SDP is a wire protocol used between RDMA-capable adapters and sockets. For that reason, SDP is transparent to applications, and the standard streams socket implementation need not be replaced with another API. DB2 applications and DB2 servers can run unmodified over SDP or TCP. The user can simply select the protocol to be used prior to executing the application by pre-loading the SDP shared library. All settings pertaining to TCP, such as host names, IP addresses, and ports require no modifications either.

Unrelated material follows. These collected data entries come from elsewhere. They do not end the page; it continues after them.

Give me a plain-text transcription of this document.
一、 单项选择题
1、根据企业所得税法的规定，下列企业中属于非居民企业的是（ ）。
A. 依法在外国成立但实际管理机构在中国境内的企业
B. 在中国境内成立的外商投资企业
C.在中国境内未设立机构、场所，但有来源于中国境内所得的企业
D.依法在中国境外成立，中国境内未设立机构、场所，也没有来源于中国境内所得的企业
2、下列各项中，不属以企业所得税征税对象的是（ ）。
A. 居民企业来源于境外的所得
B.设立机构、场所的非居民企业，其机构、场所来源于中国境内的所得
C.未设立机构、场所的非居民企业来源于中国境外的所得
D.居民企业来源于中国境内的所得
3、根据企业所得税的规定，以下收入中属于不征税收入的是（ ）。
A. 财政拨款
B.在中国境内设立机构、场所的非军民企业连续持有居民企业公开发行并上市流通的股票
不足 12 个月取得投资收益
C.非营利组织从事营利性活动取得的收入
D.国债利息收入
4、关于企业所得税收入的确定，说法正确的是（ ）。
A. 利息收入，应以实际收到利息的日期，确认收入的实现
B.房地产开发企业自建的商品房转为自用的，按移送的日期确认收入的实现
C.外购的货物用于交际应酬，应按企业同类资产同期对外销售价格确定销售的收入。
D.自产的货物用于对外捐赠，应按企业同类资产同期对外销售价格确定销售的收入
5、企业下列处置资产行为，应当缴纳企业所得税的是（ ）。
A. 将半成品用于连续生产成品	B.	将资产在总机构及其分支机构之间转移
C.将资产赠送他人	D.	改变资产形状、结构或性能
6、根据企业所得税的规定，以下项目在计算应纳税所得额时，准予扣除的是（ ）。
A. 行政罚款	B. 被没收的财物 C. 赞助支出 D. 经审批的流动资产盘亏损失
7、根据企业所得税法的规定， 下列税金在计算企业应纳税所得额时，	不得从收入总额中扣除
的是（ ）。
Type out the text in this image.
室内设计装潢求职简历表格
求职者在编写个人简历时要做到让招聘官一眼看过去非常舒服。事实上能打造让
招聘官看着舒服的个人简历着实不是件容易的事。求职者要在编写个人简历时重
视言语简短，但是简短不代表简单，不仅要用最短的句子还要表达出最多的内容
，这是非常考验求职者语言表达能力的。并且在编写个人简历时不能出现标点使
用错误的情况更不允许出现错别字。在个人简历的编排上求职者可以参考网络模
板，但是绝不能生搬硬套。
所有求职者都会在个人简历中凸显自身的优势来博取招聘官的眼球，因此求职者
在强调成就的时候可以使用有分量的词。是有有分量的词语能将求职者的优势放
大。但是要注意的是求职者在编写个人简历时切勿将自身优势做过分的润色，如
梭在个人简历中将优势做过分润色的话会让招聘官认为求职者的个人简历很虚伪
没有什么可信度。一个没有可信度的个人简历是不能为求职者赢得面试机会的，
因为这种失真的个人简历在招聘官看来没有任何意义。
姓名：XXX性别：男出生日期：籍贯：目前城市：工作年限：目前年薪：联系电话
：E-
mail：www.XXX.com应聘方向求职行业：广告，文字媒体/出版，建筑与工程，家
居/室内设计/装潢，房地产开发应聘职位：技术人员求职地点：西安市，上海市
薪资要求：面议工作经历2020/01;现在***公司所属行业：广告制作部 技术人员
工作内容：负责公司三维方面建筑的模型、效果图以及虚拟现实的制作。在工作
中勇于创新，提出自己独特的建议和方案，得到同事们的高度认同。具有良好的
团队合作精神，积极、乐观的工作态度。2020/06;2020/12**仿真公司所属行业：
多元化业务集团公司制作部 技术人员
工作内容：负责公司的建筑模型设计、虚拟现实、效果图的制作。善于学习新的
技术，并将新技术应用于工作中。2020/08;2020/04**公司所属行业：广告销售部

For example, a Java application that uses TCP to connect to a database
server can also work over SDP using the same JDBC URL. The SDP library,
once pre-loaded, will decide which protocol must be enabled based on a set
of rules defined in /etc/libsdp.conf, and the
protocol that the server accepts. The default rules specify SDP as the
first option, and in case the connection fails, the SDP library will fall
back to TCP.
An application can use SDP only, TCP only, or both at the same time. For instance, an application can be configured to use SDP for the DB2 database connections and TCP for LDAP connections. The database and the LDAP servers can be running on different physical machines, or on the same machine but listening on different interfaces. The different scenarios and how rules apply will be discussed later in this article.
Hardware and software infrastructure
RDMA requires special hardware and software infrastructure. This article will describe SDP on the Linux x86 platform.
- Host adapters
RDMA is supported on two types of host adapters: Infiniband adapters and RoCE adapters. The former requires Infiniband switches, and the latter requires Ethernet switches.
Mellanox RoCE adapters are used for this example. All instructions provided in this article apply to Infiniband adapters with little or no modifications. RoCE (RDMA over Converged Ethernet) is an implementation of the Infiniband protocol over Ethernet. Converged Ethernet networks allow different types of protocols to share the same medium. Regular LAN Ethernet frames encapsulating IP packets, Infiniband over Ethernet, and Fiber Channel over Ethernet can all coexist on a single Ethernet wire.
- Device drivers
There are several options regarding device drivers and tools needed to operate a Mellanox adapter. All available device drivers and tools are based on the OFED stack maintained by OpenFabrics Alliance. See the Resources section for a link to OFED website.
- Operating system
Red Hat Linux 6.2, kernel version 2.6.32-220.4.1.el6.x86_64.
- Ethernet switches
10Gbps RackSwitch G8264, Operating System version 6.8.1.0.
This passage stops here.